月华如水,清月洒落,姜时愿就如一个长养在花丛之中的海棠,纯净洁白,眸光如稚童般清澈。
方博文缩着身子,冷得发颤,“这么晚了,姜小姐怎么约我们来这里?”
余桃:“阿愿,难不成你查出来了,谁是凶手!”
听到这话,方博学双眸瞪大,觑向余桃,“其实我们有句早就想说了,杀害段脩的真凶其实就是余夫人,你吧。你可是他的夫人,是他在这院中最信任的人。唯有你能近他的人,也是你最有理由取他的性命!”

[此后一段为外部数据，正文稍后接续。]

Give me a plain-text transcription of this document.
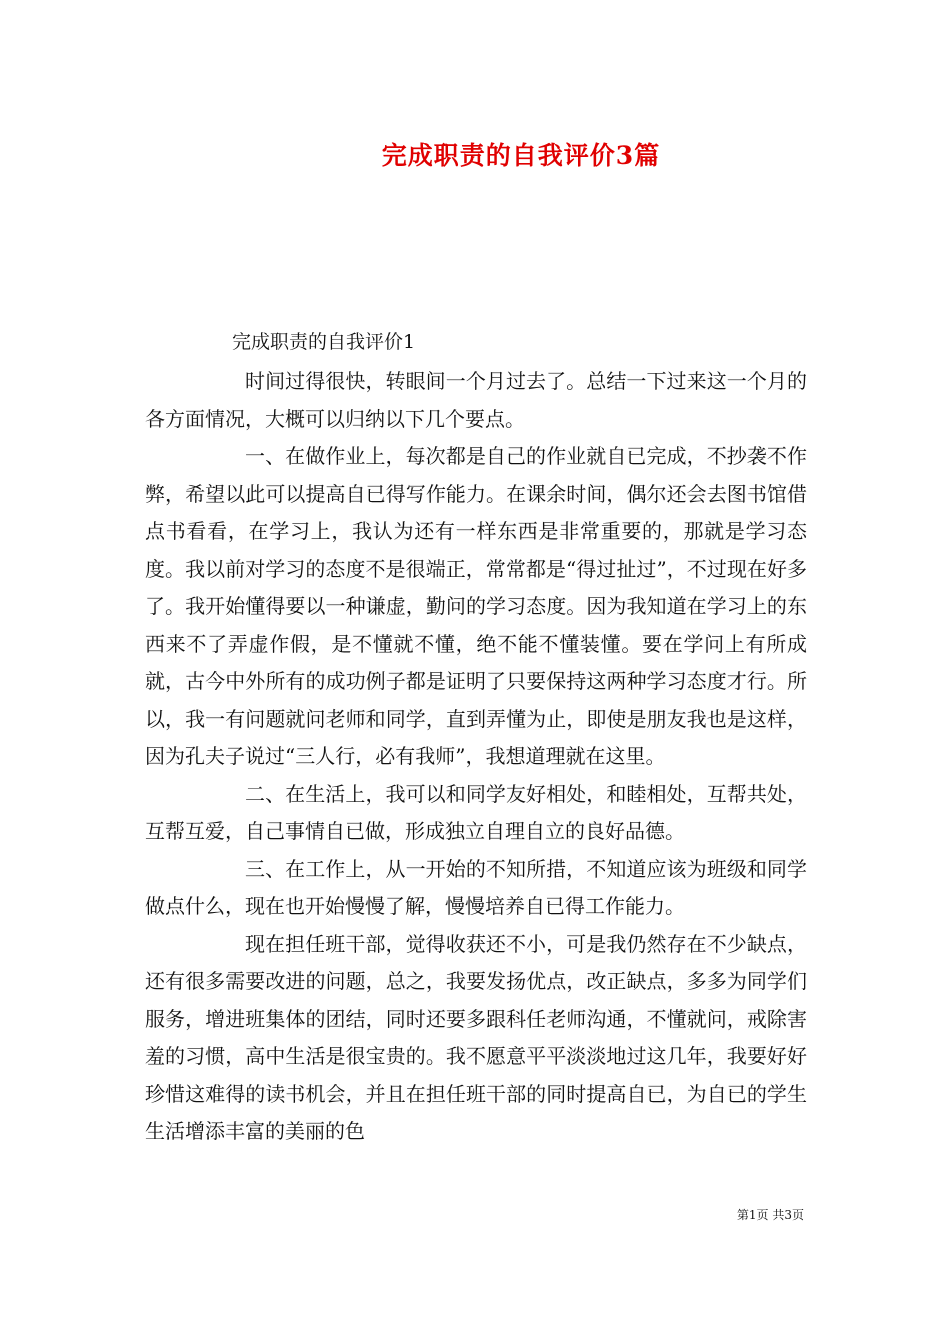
完成职责的自我评价3篇
完成职责的自我评价1

时间过得很快，转眼间一个月过去了。总结一下过来这一个月的各方面情况，大概可以归纳以下几个要点。

一、在做作业上，每次都是自己的作业就自已完成，不抄袭不作弊，希望以此可以提高自已得写作能力。在课余时间，偶尔还会去图书馆借点书看看，在学习上，我认为还有一样东西是非常重要的，那就是学习态度。我以前对学习的态度不是很端正，常常都是“得过扯过”，不过现在好多了。我开始懂得要以一种谦虚，勤问的学习态度。因为我知道在学习上的东西来不了弄虚作假，是不懂就不懂，绝不能不懂装懂。要在学问上有所成就，古今中外所有的成功例子都是证明了只要保持这两种学习态度才行。所以，我一有问题就问老师和同学，直到弄懂为止，即使是朋友我也是这样，因为孔夫子说过“三人行，必有我师”，我想道理就在这里。

二、在生活上，我可以和同学友好相处，和睦相处，互帮共处，互帮互爱，自己事情自已做，形成独立自理自立的良好品德。

三、在工作上，从一开始的不知所措，不知道应该为班级和同学做点什么，现在也开始慢慢了解，慢慢培养自已得工作能力。

现在担任班干部，觉得收获还不小，可是我仍然存在不少缺点，还有很多需要改进的问题，总之，我要发扬优点，改正缺点，多多为同学们服务，增进班集体的团结，同时还要多跟科任老师沟通，不懂就问，戒除害羞的习惯，高中生活是很宝贵的。我不愿意平平淡淡地过这几年，我要好好珍惜这难得的读书机会，并且在担任班干部的同时提高自已，为自已的学生生活增添丰富的美丽的色

第1页 共3页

“你血口喷人,段脩可是我的夫君!我为什么要害他!”谈到段脩的死,余桃就低低啜泣起来,看着她双眼已经哭肿成了兔儿眼,“守寡对我一个女子有什么好处?”
“你知不知道一个柔弱女子活在这个世道有多难,你们就会嘴皮子一碰诬赖人!”
梨花带雨的样子好不惹人怜爱,一番妙语连珠,巧妙攻势,成功把方才还气势汹汹的方博学堵得说不出话来,“果然不能和妇人多言。”
“你说什么呢!”余桃哭声愈大,方博文也觉得阿弟过了,推搡了一下,示意闭嘴。
姜时愿见不得有人落泪,柔声道:“别哭了,擦擦吧。”
余桃福了福身,谢过姜时愿的好意,捏着白帕子一抽一抽地揩着眼角,哭意这才略微止住。